PSU Faces Budget Challenges
STATE COLLEGE, Pa. (AP) - Penn State University plans to steer clear of higher-than-expected tuition increases to balance the books despite facing difficult budget decisions amid a worsening economy, school president Graham Spanier said Friday.
Penn State has an enrollment of 92,000, counting its 24 campuses statewide and online students. The Board of Trustees proposed increases for the 2009-10 school year of between 4.9 and 5.6 percent, depending on the campus, in its appropriations request to the state in Sept.
That same month, though, the state told the university that it would likely hold back $15 million of previously appropriated money for the current school year due to economic woes.
The university hasn't had to increase tuition at midyear in large part to "defensive measures'' and long-range planning, Spanier said Friday in addressing the trustees.
With prospects of a short-term recovery dim, the university is thinking ahead. Rising costs for fuel and other utilities are among the items that the university must account for amid lower appropriations, a reduced endowment and the credit crunch, Spanier said.
Trustees on Friday did approve an increase to room and board rates of about 5.8 percent, or about $225 per semester for the next academic year at all nine of the university's residential campuses.
But current and prospective students also face tightening family pocketbooks, especially at a university where the tuition for lower-division, in-state students is about $13,000 a year - and almost double that for out-of-state students.
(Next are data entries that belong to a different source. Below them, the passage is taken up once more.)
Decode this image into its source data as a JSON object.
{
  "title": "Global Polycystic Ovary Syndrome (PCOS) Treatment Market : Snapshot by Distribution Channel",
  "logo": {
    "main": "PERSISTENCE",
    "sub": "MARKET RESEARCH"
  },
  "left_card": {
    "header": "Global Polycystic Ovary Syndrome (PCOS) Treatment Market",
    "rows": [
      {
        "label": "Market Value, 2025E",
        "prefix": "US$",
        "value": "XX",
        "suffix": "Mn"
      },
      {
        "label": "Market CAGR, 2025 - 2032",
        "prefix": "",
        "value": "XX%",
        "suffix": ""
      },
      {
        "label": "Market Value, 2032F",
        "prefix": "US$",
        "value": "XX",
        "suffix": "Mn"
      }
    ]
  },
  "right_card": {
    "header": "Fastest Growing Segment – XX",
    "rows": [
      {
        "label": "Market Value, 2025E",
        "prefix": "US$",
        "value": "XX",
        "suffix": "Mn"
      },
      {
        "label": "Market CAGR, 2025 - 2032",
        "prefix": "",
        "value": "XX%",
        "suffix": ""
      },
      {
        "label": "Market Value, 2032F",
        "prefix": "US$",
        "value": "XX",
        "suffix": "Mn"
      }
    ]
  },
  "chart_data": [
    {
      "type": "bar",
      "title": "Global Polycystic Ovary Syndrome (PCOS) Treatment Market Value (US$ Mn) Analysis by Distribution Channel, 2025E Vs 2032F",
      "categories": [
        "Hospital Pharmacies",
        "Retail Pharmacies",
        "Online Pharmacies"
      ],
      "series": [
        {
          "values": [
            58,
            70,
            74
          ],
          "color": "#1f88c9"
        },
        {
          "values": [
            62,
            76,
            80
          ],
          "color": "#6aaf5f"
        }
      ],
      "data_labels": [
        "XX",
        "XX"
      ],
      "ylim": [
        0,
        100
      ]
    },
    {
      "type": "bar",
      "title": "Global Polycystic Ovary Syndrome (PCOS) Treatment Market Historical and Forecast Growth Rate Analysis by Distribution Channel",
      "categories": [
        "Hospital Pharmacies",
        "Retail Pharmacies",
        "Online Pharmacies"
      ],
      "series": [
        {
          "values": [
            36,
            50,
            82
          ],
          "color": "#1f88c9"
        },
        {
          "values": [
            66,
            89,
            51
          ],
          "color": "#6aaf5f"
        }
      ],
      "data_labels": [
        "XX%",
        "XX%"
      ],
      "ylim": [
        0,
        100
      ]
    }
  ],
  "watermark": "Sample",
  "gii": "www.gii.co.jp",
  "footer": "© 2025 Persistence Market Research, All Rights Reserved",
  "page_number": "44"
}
"We're going to do everything we can to leave tuition in the same zone as it has been proposed (in September), and not used to balance the budget,'' Spanier said during a break Friday.
"We would have to have an extraordinary tuition increase to get next year's budget in balance if we wanted to follow through on that earlier plan,'' he said. "We don't think that would be possible or appropriate given the economic circumstances our students and families are facing.''
Instead, there may be significant cuts in other areas, including little or no salary increases. The schedules and financing on some new building projects may be delayed.
The school also announced that Spanier and his wife, English professor Sandra Spanier, have made a new $700,000 philanthropic commitment, increasing their total commitment to $1 million.